The reference to P’guy is contained in the piece entitled “Flowers in Unlikely Fields” which Owen Williams wrote on November 12, 1989. I enjoyed this epistle because of the context and the memory and associations it stirred, beginning with a reference to a French priest writing in the daily Catholic newspaper, La Croix.
Two women journalists working on La Croix arrived in Cape Town in the late 1980s to report on the political and socio-economic situation facing the local church. We spent hours in a car, on a hot, windy and dusty day, driving through Mitchell’ Plain, Nyanga and Khayelitsha.
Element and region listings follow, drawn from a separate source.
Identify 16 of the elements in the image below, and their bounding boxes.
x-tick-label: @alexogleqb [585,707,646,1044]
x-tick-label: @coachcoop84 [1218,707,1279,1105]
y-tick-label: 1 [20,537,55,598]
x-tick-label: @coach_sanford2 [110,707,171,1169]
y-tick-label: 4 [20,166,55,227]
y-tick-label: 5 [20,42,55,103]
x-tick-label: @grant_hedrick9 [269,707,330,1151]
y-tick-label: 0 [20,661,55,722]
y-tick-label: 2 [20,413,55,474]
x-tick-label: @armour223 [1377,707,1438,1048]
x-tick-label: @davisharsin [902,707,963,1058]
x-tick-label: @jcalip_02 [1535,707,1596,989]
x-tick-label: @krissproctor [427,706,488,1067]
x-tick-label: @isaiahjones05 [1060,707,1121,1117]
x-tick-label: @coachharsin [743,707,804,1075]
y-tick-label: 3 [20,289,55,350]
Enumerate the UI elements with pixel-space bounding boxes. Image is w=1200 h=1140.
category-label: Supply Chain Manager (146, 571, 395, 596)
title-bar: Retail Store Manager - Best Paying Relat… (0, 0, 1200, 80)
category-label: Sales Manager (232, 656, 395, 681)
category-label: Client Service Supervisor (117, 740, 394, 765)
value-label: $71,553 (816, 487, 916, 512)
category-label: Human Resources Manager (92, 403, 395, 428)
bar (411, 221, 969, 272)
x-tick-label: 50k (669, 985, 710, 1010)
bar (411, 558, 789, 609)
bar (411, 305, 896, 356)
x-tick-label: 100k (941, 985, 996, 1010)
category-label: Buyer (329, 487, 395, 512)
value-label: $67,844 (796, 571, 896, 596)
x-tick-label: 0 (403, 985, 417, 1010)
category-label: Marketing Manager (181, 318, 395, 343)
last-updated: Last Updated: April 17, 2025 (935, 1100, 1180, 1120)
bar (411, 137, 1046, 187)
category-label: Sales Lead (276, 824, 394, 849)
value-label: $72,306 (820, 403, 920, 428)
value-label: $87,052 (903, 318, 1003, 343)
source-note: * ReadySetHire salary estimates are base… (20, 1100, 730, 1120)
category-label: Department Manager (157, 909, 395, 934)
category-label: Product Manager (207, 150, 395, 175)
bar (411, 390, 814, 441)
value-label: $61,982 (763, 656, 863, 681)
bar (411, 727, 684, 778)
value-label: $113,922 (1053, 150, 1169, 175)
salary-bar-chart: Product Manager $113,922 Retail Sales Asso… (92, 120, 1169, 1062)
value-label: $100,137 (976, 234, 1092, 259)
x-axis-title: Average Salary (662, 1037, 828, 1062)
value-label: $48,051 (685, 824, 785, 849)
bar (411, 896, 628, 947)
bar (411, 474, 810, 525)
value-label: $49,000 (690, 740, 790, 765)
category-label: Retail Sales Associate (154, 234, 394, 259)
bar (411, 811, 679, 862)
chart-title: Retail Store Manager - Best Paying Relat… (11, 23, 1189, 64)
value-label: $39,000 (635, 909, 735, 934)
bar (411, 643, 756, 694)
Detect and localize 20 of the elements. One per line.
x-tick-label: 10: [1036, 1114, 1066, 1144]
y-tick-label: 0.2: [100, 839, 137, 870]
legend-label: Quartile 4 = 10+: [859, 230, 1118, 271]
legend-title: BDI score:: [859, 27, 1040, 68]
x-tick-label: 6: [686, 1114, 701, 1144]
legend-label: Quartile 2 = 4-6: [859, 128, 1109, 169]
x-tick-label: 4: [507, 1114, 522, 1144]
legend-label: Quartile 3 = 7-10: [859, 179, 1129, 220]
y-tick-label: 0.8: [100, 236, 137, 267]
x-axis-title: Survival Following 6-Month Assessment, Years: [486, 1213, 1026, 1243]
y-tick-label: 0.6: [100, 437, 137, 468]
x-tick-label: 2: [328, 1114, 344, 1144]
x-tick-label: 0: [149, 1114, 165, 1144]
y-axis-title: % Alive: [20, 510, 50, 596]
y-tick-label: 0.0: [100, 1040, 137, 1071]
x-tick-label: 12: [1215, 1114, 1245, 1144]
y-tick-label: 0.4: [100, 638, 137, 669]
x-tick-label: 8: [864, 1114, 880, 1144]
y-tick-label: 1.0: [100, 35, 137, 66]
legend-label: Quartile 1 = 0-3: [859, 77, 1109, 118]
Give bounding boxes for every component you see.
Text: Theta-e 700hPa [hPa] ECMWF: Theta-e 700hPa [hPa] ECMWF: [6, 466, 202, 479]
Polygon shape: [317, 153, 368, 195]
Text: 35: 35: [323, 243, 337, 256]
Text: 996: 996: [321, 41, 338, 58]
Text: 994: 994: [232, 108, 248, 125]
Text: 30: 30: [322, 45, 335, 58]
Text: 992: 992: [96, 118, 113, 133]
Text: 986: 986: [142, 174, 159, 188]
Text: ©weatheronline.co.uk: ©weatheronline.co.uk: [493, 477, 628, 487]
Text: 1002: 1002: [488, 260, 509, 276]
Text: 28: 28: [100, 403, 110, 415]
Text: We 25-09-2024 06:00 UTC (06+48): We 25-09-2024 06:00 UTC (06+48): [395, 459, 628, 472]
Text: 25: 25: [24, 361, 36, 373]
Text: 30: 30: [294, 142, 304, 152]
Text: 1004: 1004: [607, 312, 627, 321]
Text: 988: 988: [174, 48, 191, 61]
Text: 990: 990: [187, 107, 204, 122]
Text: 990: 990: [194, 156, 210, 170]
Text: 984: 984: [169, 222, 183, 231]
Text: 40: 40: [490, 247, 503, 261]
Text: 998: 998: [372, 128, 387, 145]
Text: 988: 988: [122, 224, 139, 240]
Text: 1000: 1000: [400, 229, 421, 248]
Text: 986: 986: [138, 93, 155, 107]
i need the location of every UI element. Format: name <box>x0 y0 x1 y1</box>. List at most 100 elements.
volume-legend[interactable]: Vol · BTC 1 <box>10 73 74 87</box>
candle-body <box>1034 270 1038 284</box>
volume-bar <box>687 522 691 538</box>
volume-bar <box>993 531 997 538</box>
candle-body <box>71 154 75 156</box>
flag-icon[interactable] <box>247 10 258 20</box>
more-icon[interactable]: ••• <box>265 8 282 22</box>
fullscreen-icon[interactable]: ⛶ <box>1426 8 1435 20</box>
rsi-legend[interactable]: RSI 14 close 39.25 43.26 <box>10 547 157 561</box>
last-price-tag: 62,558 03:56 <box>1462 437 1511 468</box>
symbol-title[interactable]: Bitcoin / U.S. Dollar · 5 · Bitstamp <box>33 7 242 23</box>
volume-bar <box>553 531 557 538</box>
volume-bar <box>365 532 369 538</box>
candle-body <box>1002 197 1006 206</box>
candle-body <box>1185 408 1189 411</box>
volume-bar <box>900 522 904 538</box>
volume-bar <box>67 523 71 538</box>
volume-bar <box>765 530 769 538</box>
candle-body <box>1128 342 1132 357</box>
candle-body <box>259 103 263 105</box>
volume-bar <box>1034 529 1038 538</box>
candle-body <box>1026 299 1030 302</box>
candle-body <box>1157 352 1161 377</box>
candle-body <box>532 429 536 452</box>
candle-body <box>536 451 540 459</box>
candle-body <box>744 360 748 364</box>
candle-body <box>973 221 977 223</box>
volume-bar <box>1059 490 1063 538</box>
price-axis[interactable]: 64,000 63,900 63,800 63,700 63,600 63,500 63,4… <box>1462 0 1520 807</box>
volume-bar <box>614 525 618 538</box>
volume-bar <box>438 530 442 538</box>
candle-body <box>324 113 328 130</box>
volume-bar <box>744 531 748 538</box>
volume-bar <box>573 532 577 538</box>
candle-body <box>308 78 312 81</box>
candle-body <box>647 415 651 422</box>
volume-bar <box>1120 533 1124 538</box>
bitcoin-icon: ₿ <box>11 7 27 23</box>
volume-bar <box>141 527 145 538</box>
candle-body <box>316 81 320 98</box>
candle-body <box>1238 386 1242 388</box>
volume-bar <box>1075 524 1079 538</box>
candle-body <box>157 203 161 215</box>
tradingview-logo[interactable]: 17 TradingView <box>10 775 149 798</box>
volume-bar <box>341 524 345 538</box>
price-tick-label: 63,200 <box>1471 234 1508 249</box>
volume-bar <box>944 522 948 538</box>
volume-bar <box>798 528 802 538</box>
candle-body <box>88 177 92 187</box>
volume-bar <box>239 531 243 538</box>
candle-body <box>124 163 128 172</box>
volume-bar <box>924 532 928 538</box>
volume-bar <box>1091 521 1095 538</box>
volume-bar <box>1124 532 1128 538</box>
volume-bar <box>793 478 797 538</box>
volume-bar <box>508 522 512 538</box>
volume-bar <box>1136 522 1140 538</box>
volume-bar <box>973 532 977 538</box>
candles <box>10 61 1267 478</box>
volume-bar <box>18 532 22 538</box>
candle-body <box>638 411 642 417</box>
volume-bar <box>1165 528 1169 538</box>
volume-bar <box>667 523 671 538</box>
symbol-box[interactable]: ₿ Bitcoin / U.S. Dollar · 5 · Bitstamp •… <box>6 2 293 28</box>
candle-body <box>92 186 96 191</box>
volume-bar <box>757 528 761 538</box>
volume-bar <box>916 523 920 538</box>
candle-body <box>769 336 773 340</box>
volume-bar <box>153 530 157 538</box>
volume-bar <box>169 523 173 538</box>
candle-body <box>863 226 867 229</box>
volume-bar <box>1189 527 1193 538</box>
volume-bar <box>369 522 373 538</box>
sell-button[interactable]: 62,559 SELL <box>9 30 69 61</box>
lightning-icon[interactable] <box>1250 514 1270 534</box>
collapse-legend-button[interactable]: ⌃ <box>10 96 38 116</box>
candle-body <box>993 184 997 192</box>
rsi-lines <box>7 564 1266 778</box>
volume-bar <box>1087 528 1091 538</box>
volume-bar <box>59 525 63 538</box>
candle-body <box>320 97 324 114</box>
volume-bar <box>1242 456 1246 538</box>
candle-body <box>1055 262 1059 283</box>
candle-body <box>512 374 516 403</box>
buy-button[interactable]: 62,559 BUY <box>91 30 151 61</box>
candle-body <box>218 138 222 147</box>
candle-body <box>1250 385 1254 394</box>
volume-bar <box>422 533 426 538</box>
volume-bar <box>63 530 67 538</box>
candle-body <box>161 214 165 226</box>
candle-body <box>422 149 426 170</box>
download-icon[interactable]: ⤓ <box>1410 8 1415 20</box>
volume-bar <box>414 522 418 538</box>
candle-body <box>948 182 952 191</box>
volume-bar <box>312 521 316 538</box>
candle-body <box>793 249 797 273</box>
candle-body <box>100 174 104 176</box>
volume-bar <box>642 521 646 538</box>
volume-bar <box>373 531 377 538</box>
The journalists, whom I will call Julie and Jeanne, interviewed several people, including Fr Desmond Curran who was busy despatching several coffins to the Transkei. They took many photographs. They also got terribly hungry and we stopped at a local spaza for refreshments. They bit into their meat pies and grimaced. But their hunger prevailed and they quickly finished them off, followed by gulps of sweet cool drink the most unlikely cuisine imaginable for two Frenchwomen.
Later in the passage, Owen Williams relates that P’guy finds himself becoming less drawn to edifying stories and more and more attracted to writers, singers and artists whose work, sometimes scandalous, he would call Karstisque, but because it also connects to “the artists of Karst” a calcareous region of Yugoslavia where the hidden action of water “has created an astonishing underground world from which arise unexpected springs.”
Theologian Fr Albert Nolan OP once told a group of Dominican sisters that ”memory and remembering are an important part of Christian faith and practice”.
Owen Williams in his writing of memory and remembering gives us something of lasting value. He, too, could be claimed as one of the refreshing springs of Karst.